Solution to Exercise 6

Let \(\mathbb{P}(\xi_i = +2) = \mathbb{P}(\xi_i = 0) = \mathbb{P}(\xi_i = -1) = 1/3\). Then:

\[ \mathbb{E}[\xi_i] = \frac{1}{3}(+2) + \frac{1}{3}(0) + \frac{1}{3}(-1) = \frac{2 + 0 - 1}{3} = \frac{1}{3} \]

\[ \mathbb{E}[\xi_i^2] = \frac{1}{3}(4) + \frac{1}{3}(0) + \frac{1}{3}(1) = \frac{5}{3} \]

\[ \text{Var}(\xi_i) = \mathbb{E}[\xi_i^2] - (\mathbb{E}[\xi_i])^2 = \frac{5}{3} - \frac{1}{9} = \frac{14}{9} \]

Since \(\mathbb{E}[\xi_i] = 1/3 \neq 0\), the process \(S_n = \sum_{i=1}^n \xi_i\) is not a martingale (the martingale condition requires \(\mathbb{E}[S_{n+1} \mid \mathcal{F}_n] = S_n\), but \(\mathbb{E}[S_{n+1} \mid \mathcal{F}_n] = S_n + 1/3\)).

To make it a martingale, we need \(\mathbb{E}[\xi_i] = 0\).
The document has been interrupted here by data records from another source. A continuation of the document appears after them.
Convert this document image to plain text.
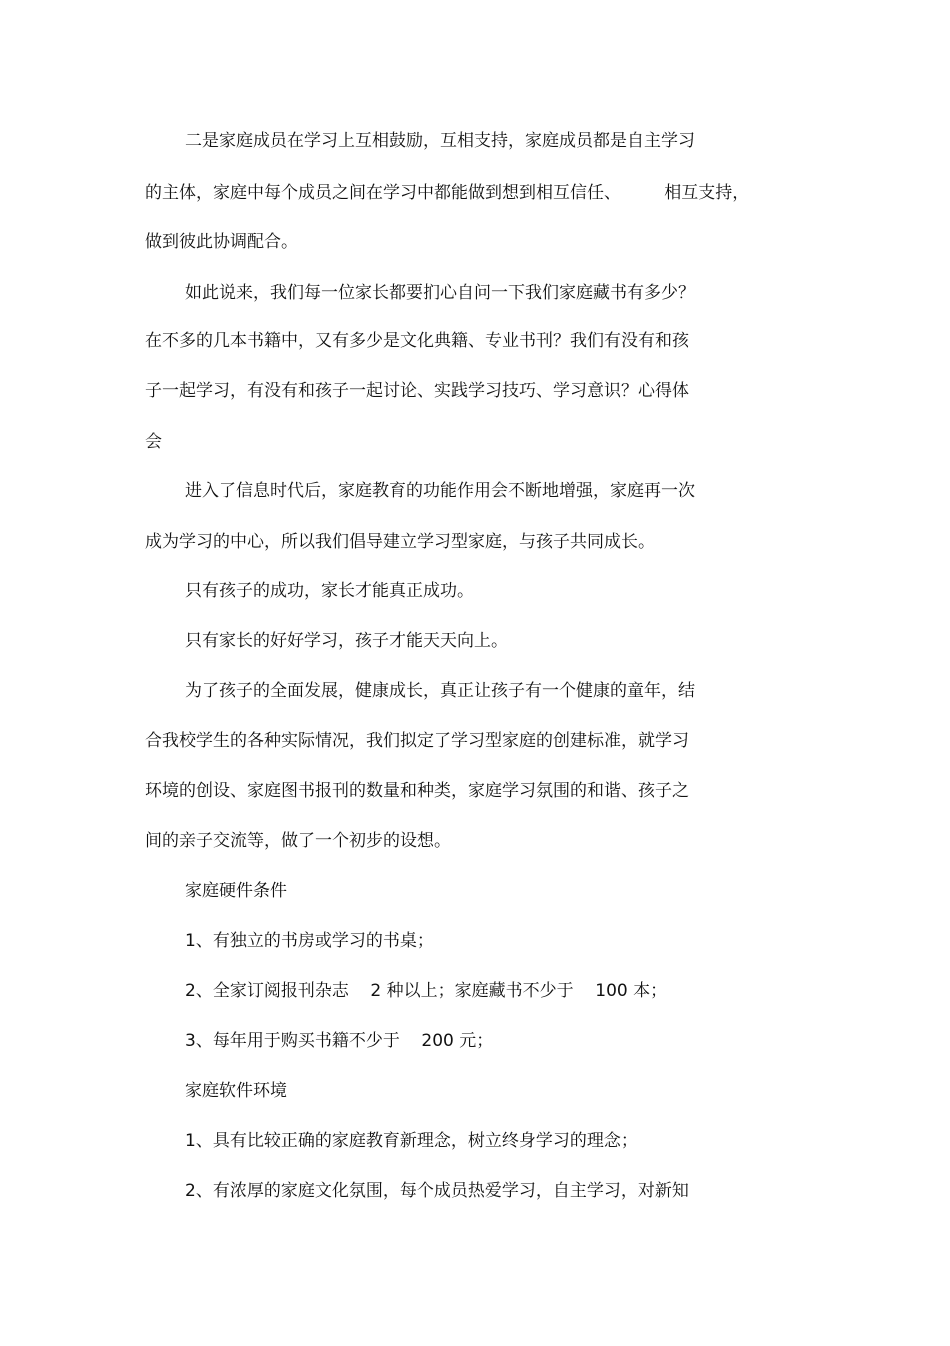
二是家庭成员在学习上互相鼓励，互相支持，家庭成员都是自主学习
的主体，家庭中每个成员之间在学习中都能做到想到相互信任、        相互支持，
做到彼此协调配合。
如此说来，我们每一位家长都要扪心自问一下我们家庭藏书有多少？
在不多的几本书籍中，又有多少是文化典籍、专业书刊？我们有没有和孩
子一起学习，有没有和孩子一起讨论、实践学习技巧、学习意识？心得体
会
进入了信息时代后，家庭教育的功能作用会不断地增强，家庭再一次
成为学习的中心，所以我们倡导建立学习型家庭，与孩子共同成长。
只有孩子的成功，家长才能真正成功。
只有家长的好好学习，孩子才能天天向上。
为了孩子的全面发展，健康成长，真正让孩子有一个健康的童年，结
合我校学生的各种实际情况，我们拟定了学习型家庭的创建标准，就学习
环境的创设、家庭图书报刊的数量和种类，家庭学习氛围的和谐、孩子之
间的亲子交流等，做了一个初步的设想。
家庭硬件条件
1、有独立的书房或学习的书桌；
2、全家订阅报刊杂志    2 种以上；家庭藏书不少于    100 本；
3、每年用于购买书籍不少于    200 元；
家庭软件环境
1、具有比较正确的家庭教育新理念，树立终身学习的理念；
2、有浓厚的家庭文化氛围，每个成员热爱学习，自主学习，对新知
Let \(\mathbb{P}(\xi_i = +2) = p_1\), \(\mathbb{P}(\xi_i = 0) = p_2\), \(\mathbb{P}(\xi_i = -1) = p_3\) with \(p_1 + p_2 + p_3 = 1\) and:

\[ 2p_1 + 0 \cdot p_2 + (-1) \cdot p_3 = 0 \implies 2p_1 = p_3 \]

With \(p_3 = 2p_1\) and \(p_2 = 1 - 3p_1\), any \(p_1 \in (0, 1/3)\) works. For example, \(p_1 = 1/6\), \(p_2 = 1/2\), \(p_3 = 1/3\) gives a martingale.